Above the user's floor, on open-ended or high-ceiling work: homogenization. The user's individual quality rises, but their work becomes measurably more similar to other AI-assisted work. Diversity collapses across users.
Below the user's floor, with the user orchestrating AI around work the user could not do alone: expansion. The user takes on scope they could not have attempted without the tool, produces work that would not otherwise exist, and the output distribution widens rather than narrows. This is the regime of skilled operators and the regime the literature has never measured.

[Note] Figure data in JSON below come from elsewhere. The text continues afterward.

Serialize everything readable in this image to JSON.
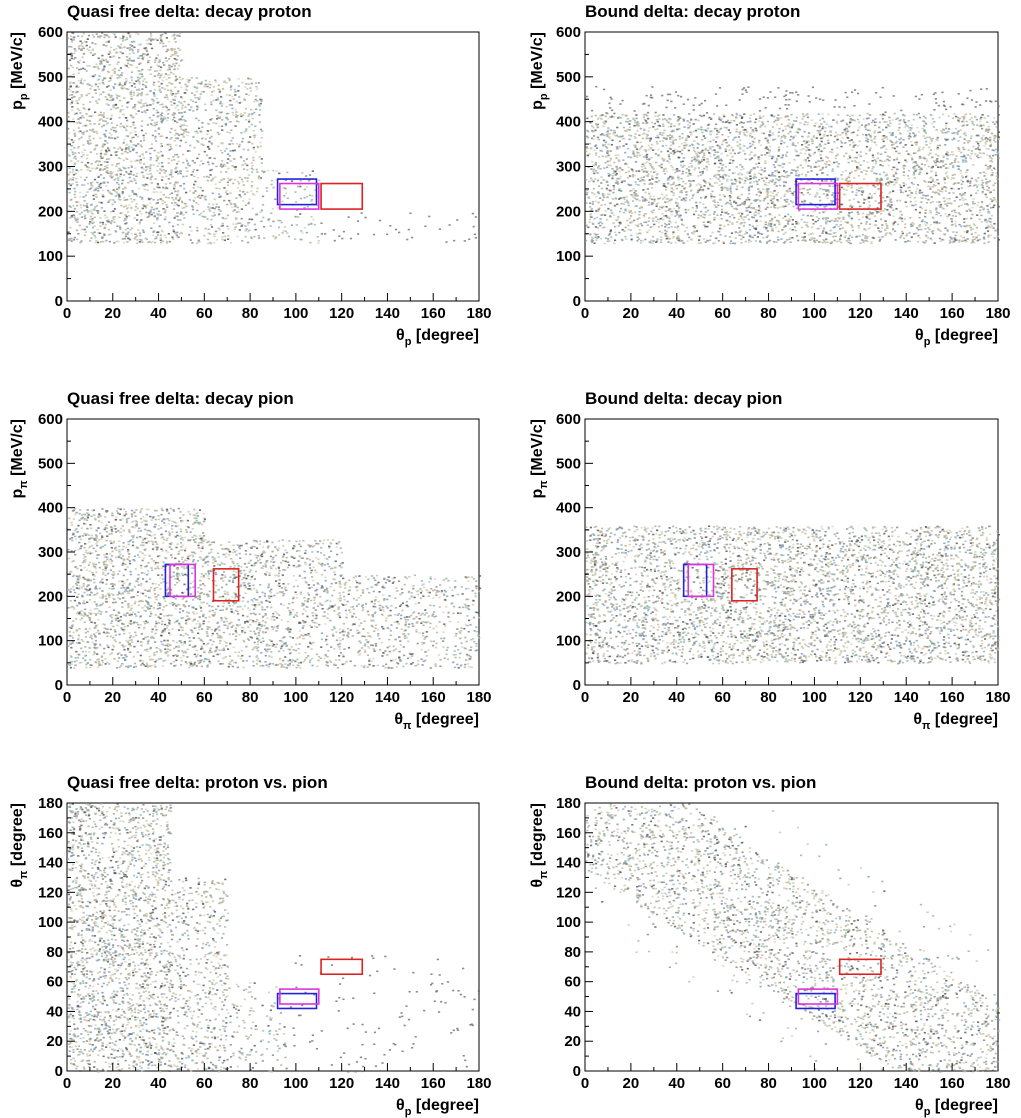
{
  "chart_data": [
    {
      "type": "scatter",
      "title": "Quasi free delta: decay proton",
      "xlabel": {
        "main": "θ",
        "sub": "p",
        "rest": " [degree]"
      },
      "ylabel": {
        "main": "p",
        "sub": "p",
        "rest": " [MeV/c]"
      },
      "xlim": [
        0,
        180
      ],
      "ylim": [
        0,
        600
      ],
      "xticks": [
        0,
        20,
        40,
        60,
        80,
        100,
        120,
        140,
        160,
        180
      ],
      "yticks": [
        0,
        100,
        200,
        300,
        400,
        500,
        600
      ],
      "grid": false,
      "density": [
        {
          "x": [
            0,
            50
          ],
          "y": [
            130,
            600
          ],
          "weight": 3
        },
        {
          "x": [
            50,
            85
          ],
          "y": [
            130,
            500
          ],
          "weight": 2
        },
        {
          "x": [
            85,
            110
          ],
          "y": [
            130,
            300
          ],
          "weight": 1
        },
        {
          "x": [
            110,
            180
          ],
          "y": [
            125,
            200
          ],
          "weight": 0.3
        }
      ],
      "boxes": [
        {
          "color": "#2222dd",
          "x": [
            92,
            109
          ],
          "y": [
            215,
            272
          ]
        },
        {
          "color": "#dd33dd",
          "x": [
            93,
            110
          ],
          "y": [
            205,
            262
          ]
        },
        {
          "color": "#dd2222",
          "x": [
            111,
            129
          ],
          "y": [
            205,
            262
          ]
        }
      ]
    },
    {
      "type": "scatter",
      "title": "Bound delta: decay proton",
      "xlabel": {
        "main": "θ",
        "sub": "p",
        "rest": " [degree]"
      },
      "ylabel": {
        "main": "p",
        "sub": "p",
        "rest": " [MeV/c]"
      },
      "xlim": [
        0,
        180
      ],
      "ylim": [
        0,
        600
      ],
      "xticks": [
        0,
        20,
        40,
        60,
        80,
        100,
        120,
        140,
        160,
        180
      ],
      "yticks": [
        0,
        100,
        200,
        300,
        400,
        500,
        600
      ],
      "grid": false,
      "density": [
        {
          "x": [
            0,
            180
          ],
          "y": [
            130,
            420
          ],
          "weight": 3
        },
        {
          "x": [
            0,
            180
          ],
          "y": [
            420,
            480
          ],
          "weight": 0.5
        }
      ],
      "boxes": [
        {
          "color": "#2222dd",
          "x": [
            92,
            109
          ],
          "y": [
            215,
            272
          ]
        },
        {
          "color": "#dd33dd",
          "x": [
            93,
            110
          ],
          "y": [
            205,
            262
          ]
        },
        {
          "color": "#dd2222",
          "x": [
            111,
            129
          ],
          "y": [
            205,
            262
          ]
        }
      ]
    },
    {
      "type": "scatter",
      "title": "Quasi free delta: decay pion",
      "xlabel": {
        "main": "θ",
        "sub": "π",
        "rest": " [degree]"
      },
      "ylabel": {
        "main": "p",
        "sub": "π",
        "rest": " [MeV/c]"
      },
      "xlim": [
        0,
        180
      ],
      "ylim": [
        0,
        600
      ],
      "xticks": [
        0,
        20,
        40,
        60,
        80,
        100,
        120,
        140,
        160,
        180
      ],
      "yticks": [
        0,
        100,
        200,
        300,
        400,
        500,
        600
      ],
      "grid": false,
      "density": [
        {
          "x": [
            0,
            60
          ],
          "y": [
            40,
            400
          ],
          "weight": 3
        },
        {
          "x": [
            60,
            120
          ],
          "y": [
            40,
            330
          ],
          "weight": 2.5
        },
        {
          "x": [
            120,
            180
          ],
          "y": [
            40,
            250
          ],
          "weight": 2
        }
      ],
      "boxes": [
        {
          "color": "#2222dd",
          "x": [
            43,
            53
          ],
          "y": [
            200,
            272
          ]
        },
        {
          "color": "#dd33dd",
          "x": [
            45,
            56
          ],
          "y": [
            200,
            272
          ]
        },
        {
          "color": "#dd2222",
          "x": [
            64,
            75
          ],
          "y": [
            190,
            262
          ]
        }
      ]
    },
    {
      "type": "scatter",
      "title": "Bound delta: decay pion",
      "xlabel": {
        "main": "θ",
        "sub": "π",
        "rest": " [degree]"
      },
      "ylabel": {
        "main": "p",
        "sub": "π",
        "rest": " [MeV/c]"
      },
      "xlim": [
        0,
        180
      ],
      "ylim": [
        0,
        600
      ],
      "xticks": [
        0,
        20,
        40,
        60,
        80,
        100,
        120,
        140,
        160,
        180
      ],
      "yticks": [
        0,
        100,
        200,
        300,
        400,
        500,
        600
      ],
      "grid": false,
      "density": [
        {
          "x": [
            0,
            180
          ],
          "y": [
            50,
            360
          ],
          "weight": 3
        }
      ],
      "boxes": [
        {
          "color": "#2222dd",
          "x": [
            43,
            53
          ],
          "y": [
            200,
            272
          ]
        },
        {
          "color": "#dd33dd",
          "x": [
            45,
            56
          ],
          "y": [
            200,
            272
          ]
        },
        {
          "color": "#dd2222",
          "x": [
            64,
            75
          ],
          "y": [
            190,
            262
          ]
        }
      ]
    },
    {
      "type": "scatter",
      "title": "Quasi free delta: proton vs. pion",
      "xlabel": {
        "main": "θ",
        "sub": "p",
        "rest": " [degree]"
      },
      "ylabel": {
        "main": "θ",
        "sub": "π",
        "rest": " [degree]"
      },
      "xlim": [
        0,
        180
      ],
      "ylim": [
        0,
        180
      ],
      "xticks": [
        0,
        20,
        40,
        60,
        80,
        100,
        120,
        140,
        160,
        180
      ],
      "yticks": [
        0,
        20,
        40,
        60,
        80,
        100,
        120,
        140,
        160,
        180
      ],
      "grid": false,
      "density": [
        {
          "x": [
            0,
            45
          ],
          "y": [
            0,
            180
          ],
          "weight": 3
        },
        {
          "x": [
            45,
            70
          ],
          "y": [
            0,
            130
          ],
          "weight": 2
        },
        {
          "x": [
            70,
            95
          ],
          "y": [
            0,
            60
          ],
          "weight": 1
        },
        {
          "x": [
            95,
            180
          ],
          "y": [
            0,
            80
          ],
          "weight": 0.2
        }
      ],
      "boxes": [
        {
          "color": "#2222dd",
          "x": [
            92,
            109
          ],
          "y": [
            42,
            52
          ]
        },
        {
          "color": "#dd33dd",
          "x": [
            93,
            110
          ],
          "y": [
            45,
            55
          ]
        },
        {
          "color": "#dd2222",
          "x": [
            111,
            129
          ],
          "y": [
            65,
            75
          ]
        }
      ]
    },
    {
      "type": "scatter",
      "title": "Bound delta: proton vs. pion",
      "xlabel": {
        "main": "θ",
        "sub": "p",
        "rest": " [degree]"
      },
      "ylabel": {
        "main": "θ",
        "sub": "π",
        "rest": " [degree]"
      },
      "xlim": [
        0,
        180
      ],
      "ylim": [
        0,
        180
      ],
      "xticks": [
        0,
        20,
        40,
        60,
        80,
        100,
        120,
        140,
        160,
        180
      ],
      "yticks": [
        0,
        20,
        40,
        60,
        80,
        100,
        120,
        140,
        160,
        180
      ],
      "grid": false,
      "density": [
        {
          "band": [
            180,
            -1
          ],
          "halfwidth": 45,
          "x": [
            0,
            180
          ],
          "weight": 3
        },
        {
          "band": [
            180,
            -1
          ],
          "halfwidth": 80,
          "x": [
            0,
            180
          ],
          "weight": 0.4
        }
      ],
      "boxes": [
        {
          "color": "#2222dd",
          "x": [
            92,
            109
          ],
          "y": [
            42,
            52
          ]
        },
        {
          "color": "#dd33dd",
          "x": [
            93,
            110
          ],
          "y": [
            45,
            55
          ]
        },
        {
          "color": "#dd2222",
          "x": [
            111,
            129
          ],
          "y": [
            65,
            75
          ]
        }
      ]
    }
  ]
}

"Does AI make people faster" is a question shaped by the attractor of the research field. "Where does the attractor sit, and what does it do to different users in different regimes" is a question the evidence actually supports. The second question predicts every finding in the literature, including the counter-findings. The first question predicts only the subset that the economists came looking for.
The honest claim
Generative AI is a target-level attractor, not a multiplier. It pulls output distributions toward an internal target set by training and reinforcement. On tasks where the target sits above most users, this appears as a productivity gain and a compression of skill differences. On tasks where the target sits below skilled users, it appears as slowdown, homogenization, and the perception-stopwatch gap that METR documented. The mechanism is one. The appearances are many.

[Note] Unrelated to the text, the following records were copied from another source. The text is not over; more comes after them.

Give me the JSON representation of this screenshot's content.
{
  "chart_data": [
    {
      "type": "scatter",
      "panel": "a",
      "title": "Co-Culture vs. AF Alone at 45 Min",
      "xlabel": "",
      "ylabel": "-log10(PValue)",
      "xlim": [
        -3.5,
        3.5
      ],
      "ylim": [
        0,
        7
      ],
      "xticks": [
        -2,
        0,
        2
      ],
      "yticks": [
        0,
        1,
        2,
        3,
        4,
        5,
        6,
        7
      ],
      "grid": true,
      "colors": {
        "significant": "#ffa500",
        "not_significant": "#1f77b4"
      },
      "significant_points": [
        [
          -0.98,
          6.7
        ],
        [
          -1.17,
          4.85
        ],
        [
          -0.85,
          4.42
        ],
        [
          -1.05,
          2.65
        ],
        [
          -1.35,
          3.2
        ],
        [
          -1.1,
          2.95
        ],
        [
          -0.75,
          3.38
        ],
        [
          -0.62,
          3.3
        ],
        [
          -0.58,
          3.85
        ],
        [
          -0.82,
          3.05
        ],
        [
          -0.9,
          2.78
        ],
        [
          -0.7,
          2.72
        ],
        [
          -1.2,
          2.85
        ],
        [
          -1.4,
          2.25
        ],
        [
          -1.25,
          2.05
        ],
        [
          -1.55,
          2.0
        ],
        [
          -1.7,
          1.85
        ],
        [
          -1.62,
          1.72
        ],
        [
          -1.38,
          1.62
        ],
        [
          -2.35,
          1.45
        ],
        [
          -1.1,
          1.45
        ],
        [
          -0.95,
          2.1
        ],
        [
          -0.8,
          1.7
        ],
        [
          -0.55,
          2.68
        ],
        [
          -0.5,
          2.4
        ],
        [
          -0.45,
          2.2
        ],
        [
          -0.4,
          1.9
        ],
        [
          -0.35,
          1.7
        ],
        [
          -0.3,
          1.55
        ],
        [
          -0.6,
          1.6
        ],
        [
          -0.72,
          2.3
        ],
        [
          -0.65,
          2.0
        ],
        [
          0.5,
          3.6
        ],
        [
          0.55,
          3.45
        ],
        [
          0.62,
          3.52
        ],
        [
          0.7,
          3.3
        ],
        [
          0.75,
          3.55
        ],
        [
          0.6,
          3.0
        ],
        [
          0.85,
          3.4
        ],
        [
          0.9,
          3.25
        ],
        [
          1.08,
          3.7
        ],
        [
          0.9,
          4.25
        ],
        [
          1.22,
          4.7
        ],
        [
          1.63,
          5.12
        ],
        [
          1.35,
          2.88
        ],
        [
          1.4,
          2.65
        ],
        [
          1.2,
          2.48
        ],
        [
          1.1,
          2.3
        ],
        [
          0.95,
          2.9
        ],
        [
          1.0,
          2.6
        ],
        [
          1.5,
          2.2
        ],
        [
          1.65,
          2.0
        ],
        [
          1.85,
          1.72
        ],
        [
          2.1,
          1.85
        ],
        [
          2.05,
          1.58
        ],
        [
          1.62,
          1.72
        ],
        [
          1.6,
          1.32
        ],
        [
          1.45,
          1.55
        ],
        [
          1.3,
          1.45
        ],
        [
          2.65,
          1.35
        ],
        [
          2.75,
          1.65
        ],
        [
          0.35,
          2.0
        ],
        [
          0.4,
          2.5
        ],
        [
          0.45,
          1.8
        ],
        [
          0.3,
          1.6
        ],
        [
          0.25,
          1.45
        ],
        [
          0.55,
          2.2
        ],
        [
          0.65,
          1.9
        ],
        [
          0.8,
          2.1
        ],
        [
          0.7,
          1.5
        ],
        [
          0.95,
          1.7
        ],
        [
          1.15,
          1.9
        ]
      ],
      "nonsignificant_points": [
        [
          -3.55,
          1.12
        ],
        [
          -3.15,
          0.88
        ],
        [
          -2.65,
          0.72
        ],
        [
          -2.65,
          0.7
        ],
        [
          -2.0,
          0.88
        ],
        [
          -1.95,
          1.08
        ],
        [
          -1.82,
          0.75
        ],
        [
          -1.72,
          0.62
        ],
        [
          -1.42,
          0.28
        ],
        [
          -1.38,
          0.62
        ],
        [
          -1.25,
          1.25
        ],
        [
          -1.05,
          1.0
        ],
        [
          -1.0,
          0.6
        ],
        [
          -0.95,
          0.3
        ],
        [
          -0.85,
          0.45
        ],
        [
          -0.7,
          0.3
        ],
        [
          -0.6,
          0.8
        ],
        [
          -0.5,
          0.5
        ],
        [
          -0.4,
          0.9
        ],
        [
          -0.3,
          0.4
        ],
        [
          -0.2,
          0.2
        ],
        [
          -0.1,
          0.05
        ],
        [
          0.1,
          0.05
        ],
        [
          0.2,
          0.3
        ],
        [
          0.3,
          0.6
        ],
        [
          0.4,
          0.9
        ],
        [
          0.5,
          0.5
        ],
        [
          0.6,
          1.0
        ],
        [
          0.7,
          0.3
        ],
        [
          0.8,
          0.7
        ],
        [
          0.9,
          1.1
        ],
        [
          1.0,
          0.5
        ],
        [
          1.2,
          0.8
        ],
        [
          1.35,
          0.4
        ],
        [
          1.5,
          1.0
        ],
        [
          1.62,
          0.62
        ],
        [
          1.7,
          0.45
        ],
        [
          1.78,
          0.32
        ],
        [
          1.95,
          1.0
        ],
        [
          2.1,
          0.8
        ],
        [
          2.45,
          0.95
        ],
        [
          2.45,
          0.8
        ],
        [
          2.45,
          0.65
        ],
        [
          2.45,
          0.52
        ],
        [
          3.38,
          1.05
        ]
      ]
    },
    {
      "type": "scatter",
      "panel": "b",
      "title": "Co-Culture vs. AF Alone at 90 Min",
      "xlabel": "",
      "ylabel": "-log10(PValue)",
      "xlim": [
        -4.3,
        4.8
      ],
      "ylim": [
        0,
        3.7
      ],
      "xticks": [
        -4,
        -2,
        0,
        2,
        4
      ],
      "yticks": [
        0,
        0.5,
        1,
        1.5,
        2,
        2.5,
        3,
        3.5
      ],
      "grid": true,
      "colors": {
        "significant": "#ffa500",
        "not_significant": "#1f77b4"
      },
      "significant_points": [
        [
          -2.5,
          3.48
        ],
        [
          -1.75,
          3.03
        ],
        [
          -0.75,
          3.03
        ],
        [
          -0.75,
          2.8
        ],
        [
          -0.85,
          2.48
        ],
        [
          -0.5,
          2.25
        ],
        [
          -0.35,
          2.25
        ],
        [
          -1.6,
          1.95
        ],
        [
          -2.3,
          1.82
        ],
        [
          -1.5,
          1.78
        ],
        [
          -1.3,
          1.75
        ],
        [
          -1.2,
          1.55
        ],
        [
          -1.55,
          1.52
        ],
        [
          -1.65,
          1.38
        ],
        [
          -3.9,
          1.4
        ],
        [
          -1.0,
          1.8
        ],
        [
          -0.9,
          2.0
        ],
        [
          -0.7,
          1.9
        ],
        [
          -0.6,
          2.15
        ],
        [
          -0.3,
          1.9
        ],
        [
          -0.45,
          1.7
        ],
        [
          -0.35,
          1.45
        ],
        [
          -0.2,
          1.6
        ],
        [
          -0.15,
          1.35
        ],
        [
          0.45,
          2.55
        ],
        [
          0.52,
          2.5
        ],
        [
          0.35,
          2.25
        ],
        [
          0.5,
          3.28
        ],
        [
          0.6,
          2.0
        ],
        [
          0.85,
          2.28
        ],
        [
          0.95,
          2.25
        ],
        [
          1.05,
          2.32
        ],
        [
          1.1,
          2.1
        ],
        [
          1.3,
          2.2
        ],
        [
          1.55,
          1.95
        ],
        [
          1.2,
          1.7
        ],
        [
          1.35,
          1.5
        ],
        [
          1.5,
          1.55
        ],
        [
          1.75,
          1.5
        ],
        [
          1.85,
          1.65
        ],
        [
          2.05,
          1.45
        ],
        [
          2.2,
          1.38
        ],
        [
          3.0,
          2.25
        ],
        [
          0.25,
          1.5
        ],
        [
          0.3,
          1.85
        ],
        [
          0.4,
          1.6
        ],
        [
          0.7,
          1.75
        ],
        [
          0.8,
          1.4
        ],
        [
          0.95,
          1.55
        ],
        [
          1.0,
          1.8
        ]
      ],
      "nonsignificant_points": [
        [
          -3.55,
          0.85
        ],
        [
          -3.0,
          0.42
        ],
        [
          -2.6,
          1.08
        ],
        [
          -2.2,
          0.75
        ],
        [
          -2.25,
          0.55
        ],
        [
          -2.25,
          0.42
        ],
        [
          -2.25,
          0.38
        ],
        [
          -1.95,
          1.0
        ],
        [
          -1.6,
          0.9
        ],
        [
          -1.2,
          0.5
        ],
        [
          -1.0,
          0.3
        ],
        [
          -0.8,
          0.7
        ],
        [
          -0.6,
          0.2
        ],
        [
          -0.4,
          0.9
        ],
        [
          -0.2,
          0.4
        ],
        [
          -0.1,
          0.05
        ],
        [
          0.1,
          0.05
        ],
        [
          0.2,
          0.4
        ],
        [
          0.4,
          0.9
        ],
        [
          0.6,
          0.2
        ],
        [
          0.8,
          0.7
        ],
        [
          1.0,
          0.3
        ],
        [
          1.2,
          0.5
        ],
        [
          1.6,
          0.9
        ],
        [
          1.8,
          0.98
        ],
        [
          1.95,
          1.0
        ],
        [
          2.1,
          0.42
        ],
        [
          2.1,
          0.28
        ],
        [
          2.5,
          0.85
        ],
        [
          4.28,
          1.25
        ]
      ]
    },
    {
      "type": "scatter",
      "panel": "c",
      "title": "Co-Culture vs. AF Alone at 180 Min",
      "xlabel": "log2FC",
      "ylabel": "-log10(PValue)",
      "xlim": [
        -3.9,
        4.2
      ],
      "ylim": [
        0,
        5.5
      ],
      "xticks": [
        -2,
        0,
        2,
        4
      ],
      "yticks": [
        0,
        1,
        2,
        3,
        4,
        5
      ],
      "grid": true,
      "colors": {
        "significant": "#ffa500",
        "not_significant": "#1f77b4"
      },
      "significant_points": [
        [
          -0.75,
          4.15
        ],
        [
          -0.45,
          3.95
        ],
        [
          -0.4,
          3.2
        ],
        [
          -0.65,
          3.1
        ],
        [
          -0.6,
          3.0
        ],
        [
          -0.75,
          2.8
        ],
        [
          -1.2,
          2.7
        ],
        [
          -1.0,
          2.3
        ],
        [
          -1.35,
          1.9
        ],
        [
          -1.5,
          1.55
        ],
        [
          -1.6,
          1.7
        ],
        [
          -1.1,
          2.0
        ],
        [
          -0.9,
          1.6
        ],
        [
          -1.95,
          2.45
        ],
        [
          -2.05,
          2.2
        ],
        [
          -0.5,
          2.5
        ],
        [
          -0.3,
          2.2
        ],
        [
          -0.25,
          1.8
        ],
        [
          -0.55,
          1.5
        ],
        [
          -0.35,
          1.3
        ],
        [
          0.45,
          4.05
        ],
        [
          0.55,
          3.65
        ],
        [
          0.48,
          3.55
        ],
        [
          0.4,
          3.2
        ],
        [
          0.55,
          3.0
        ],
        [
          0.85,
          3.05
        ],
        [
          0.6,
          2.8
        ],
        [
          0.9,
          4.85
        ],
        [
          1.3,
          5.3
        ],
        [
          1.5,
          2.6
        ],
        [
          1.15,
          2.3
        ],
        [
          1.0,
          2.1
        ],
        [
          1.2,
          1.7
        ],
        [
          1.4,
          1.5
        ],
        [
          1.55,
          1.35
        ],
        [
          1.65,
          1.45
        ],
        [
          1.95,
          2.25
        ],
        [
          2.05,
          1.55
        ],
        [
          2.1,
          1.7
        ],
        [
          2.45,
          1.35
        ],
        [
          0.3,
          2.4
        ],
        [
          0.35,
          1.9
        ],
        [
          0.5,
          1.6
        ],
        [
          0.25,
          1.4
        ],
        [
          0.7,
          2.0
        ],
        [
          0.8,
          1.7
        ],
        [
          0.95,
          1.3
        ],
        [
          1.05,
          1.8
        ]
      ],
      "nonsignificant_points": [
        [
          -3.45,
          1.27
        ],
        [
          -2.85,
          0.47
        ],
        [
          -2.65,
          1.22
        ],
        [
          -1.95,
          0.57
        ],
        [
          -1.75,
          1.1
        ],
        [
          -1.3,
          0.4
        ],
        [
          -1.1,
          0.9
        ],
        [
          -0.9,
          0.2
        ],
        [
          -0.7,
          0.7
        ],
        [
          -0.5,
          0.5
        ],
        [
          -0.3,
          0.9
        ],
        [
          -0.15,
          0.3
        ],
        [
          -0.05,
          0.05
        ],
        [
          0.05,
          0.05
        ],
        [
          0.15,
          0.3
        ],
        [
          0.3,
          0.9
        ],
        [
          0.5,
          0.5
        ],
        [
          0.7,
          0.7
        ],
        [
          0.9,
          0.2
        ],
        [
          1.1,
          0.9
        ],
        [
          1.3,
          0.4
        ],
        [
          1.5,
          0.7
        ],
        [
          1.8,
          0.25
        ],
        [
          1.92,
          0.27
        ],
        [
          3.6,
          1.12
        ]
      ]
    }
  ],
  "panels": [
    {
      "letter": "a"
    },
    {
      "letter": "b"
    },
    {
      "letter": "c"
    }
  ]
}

The productivity literature has measured the attractor's lift on the low end of bounded tasks. It has not measured, and cannot measure with its current instruments, what happens when skilled operators work above the target on open-ended, long-horizon, cross-domain, agentic problems. That is where the actual frontier of AI-assisted work is, and it is the region nobody has looked at.
If the past two years of research have been about discovering the attractor's lift, the next phase will be about discovering its drag. More importantly, it will be about finding the regimes where skilled operators can route work around the attractor rather than through it. Those regimes exist. They are not yet named in the literature. They will be.
Sources and method. This essay cites Becker et al. (METR, 2025), Brynjolfsson, Li, and Raymond (2023/2025), Dell'Acqua et al. (2023/2026), Noy and Zhang (2023), Cui et al. (2025), Cruces et al. (2026), Otis et al. (2024), Doshi and Hauser (2024), Anderson, Shah, and Kreminski (2024), Moon, Green, and Kushlev (2025), Agarwal, Naaman, and Vashistha (2025), Inoshita et al. (2026), Kirk et al. (ICLR 2024), and Ashkinaze et al. (CHI 2025). The attractor framing is adapted from Inoshita et al.'s "target-level attractor" language. The unification of compression and homogenization under one mechanism is not, as of this writing, a canonical claim in the literature.